İşte bu ölçütlerden bir tanesi de eğitim. Eğitim toplumları geleceğe hazırlayan tek itici güçtür. Çok parçalara ayırarak bunu tartışmamız mümkün fakat şu anda yersiz. Eğitimi diğer etki gruplarıyla karşılaştırmak bugünün işi değil. Bugün ülkemizin eğitim ihtiyacındaki kayıplar ne kadardır bunu tartışmamız gerekir. Burada tekrar altını çizmek gerekir ki su almaya başlamış eğitim gemisinde bütün dünya var. Herkes almış başını giderken bizim ülkemiz yerinde saymıyor. Aynı darboğazdan geçiyoruz.

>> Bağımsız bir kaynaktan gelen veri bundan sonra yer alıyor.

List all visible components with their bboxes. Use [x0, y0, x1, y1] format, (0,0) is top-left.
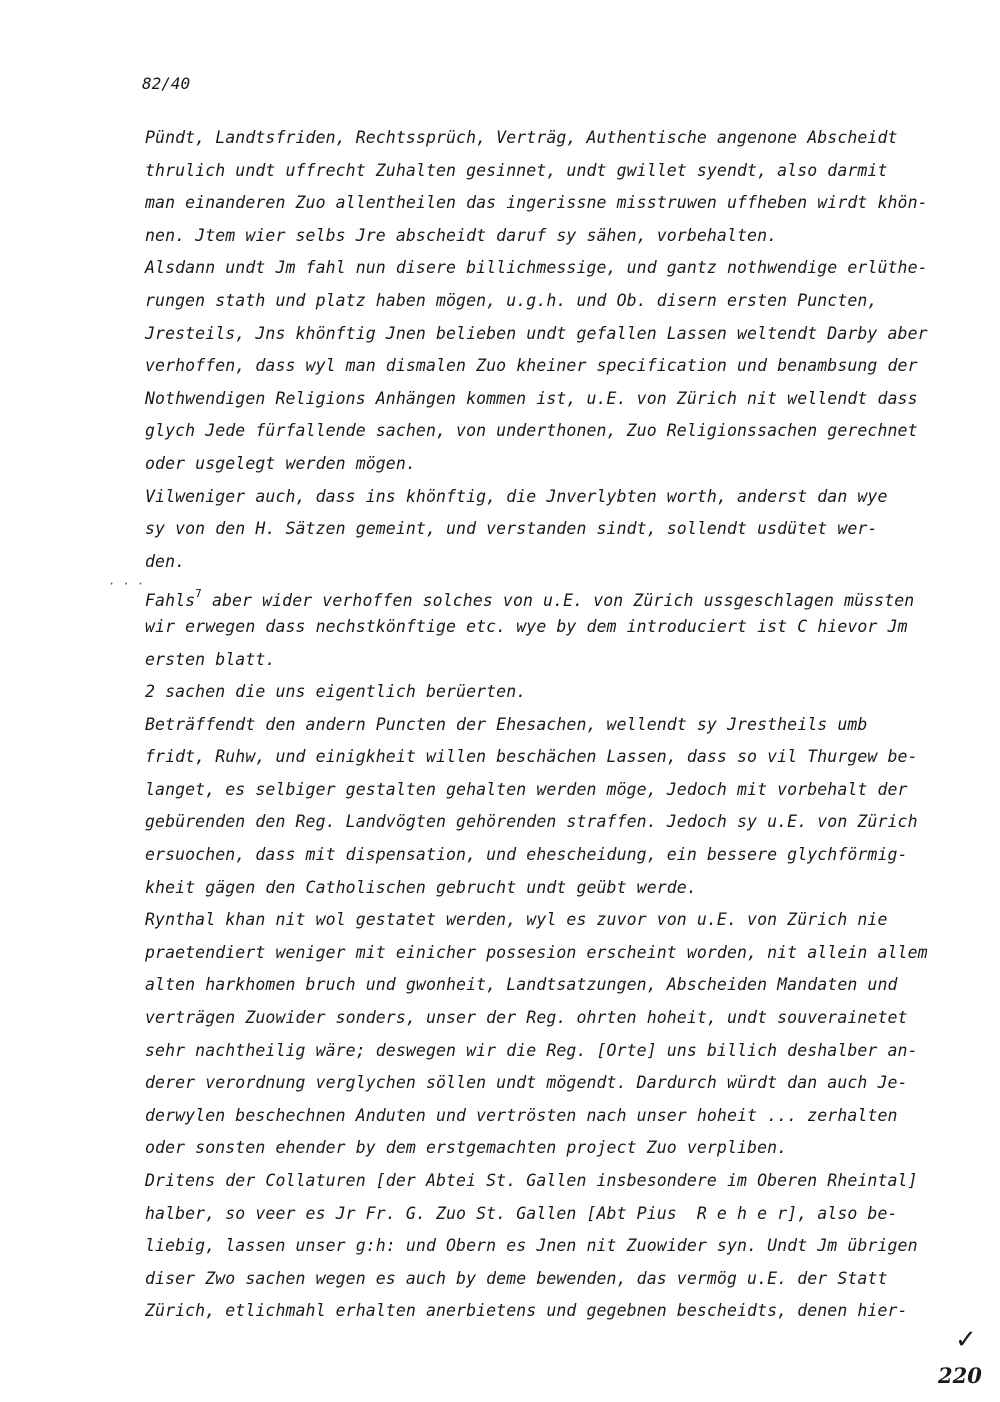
footnote-marker: 7 — [195, 587, 202, 601]
text-line: rungen stath und platz haben mögen, u.g.h. und Ob. disern ersten Puncten, — [145, 290, 878, 310]
text-line: verhoffen, dass wyl man dismalen Zuo kheiner specification und benambsung der — [145, 356, 918, 376]
text-line: kheit gägen den Catholischen gebrucht undt geübt werde. — [145, 877, 697, 897]
text-line: oder usgelegt werden mögen. — [145, 453, 416, 473]
text-line-fahls — [145, 578, 945, 611]
text-line: Beträffendt den andern Puncten der Ehesachen, wellendt sy Jrestheils umb — [145, 714, 868, 734]
text-line: Zürich, etlichmahl erhalten anerbietens und gegebnen bescheidts, denen hier- — [145, 1301, 908, 1321]
text-line: Vilweniger auch, dass ins khönftig, die Jnverlybten worth, anderst dan wye — [145, 486, 888, 506]
text-line: alten harkhomen bruch und gwonheit, Landtsatzungen, Abscheiden Mandaten und — [145, 975, 898, 995]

Konuyu açarken bir eğitimci olarak, “Öncelikle sağlıklı bir öğrenci” tercih ederim. Biraz daha vurgulamak gerekirse bilgi için sağlığını kaybetmiş bir öğrenci hiç kimsenin tercihi olamaz. Hele bir öğretmenseniz bir çocuğunuzun tırnağını bile kanatmak istemezsiniz.
Biliyorum ki ülkemiz, tek bir öğretmenini bile riske atacak hiçbir projenin arkasına imza koymaz, koymamalıdır. Nasıl ki tek bir öğrencinin sağlığı için her şeyi yapmaya değer ise tek bir öğretmen içinde her şeyi yapmaya değer.
Tercihlerimi açık ve net bir şekilde ortaya koyduktan sonra okulların açılıp açılmaması ile ilgili önerimi de belirtmeliyim. Aslında yazımın önermesi de budur.
Otuz bin vaka sayılarından alınan tedbirlerle beş altı bine kadar gelmişken bunu yukarı doğru tetikleyecek bütün uygulamalardan kaçınmak zorundayız. Okulların bu aşamada açılmasının hata olacağını düşünüyorum. Çünkü okulların açılması domino etkisiyle bütün toplumu etkileyecektir. Ulaşım, gıda ve sağlık sektörü daha birinci gün etkilerini görmeye başlar.
O halde öğretmenler, diğer okul çalışanları, servis sürücü ve rehberleri, gıda sektöründeki tüm paydaşlar tamamen birinci ve ikinci doz aşılarını yatırdıktan iki üç hafta sonra okullar açılmalıdır.
Mutasyona uğramış yeni tip virüsün yaş gruplarına göre etkisinin ne olduğunu da bilim insanlarımız hesaba katmalı ve buna göre karar alınmalıdır. Aksi takdirde ülkemiz için sonuçları ağır olabilecek tablolar ortaya çıkabilir.
Maske-mesafe ve hijyenle virüsten korunabileceğimizi öğrendik. Ancak pandemiyi bitirebilecek tek güç aşı. Aşının uygulanması sürece bağlı. Hem yeterli aşıyı temin etmek için süreye hem de aşıyı uygulamak için süreye ihtiyaç var. Bu süreçte okullar açılacaksa yukarıda bahsettiğim etki grupları aşılamada daha öne çekilmeli ve iki doz aşıda uygulanıp antikor oluşumunun gerçekleşmesi için bilimsel süre beklenmelidir.
Bu yazıyı kaleme aldığım günden bir gün sonra Bilim Kurulu okulların açılmasının da içinde bulunduğu gündemle toplanacak. Umuyorum ki toplumun her kesimini koruyup gözetecek kararlar çıkacaktır.
Başta kendi ülkem olmak üzere tüm Dünya halklarına sağlıklı günler diliyorum. Umarım kısa sürede normal yaşantımıza döneriz. Sağlıklı günlerde bir fincan kahve içebilmek umuduyla tüm okuyucularımı selamlıyorum.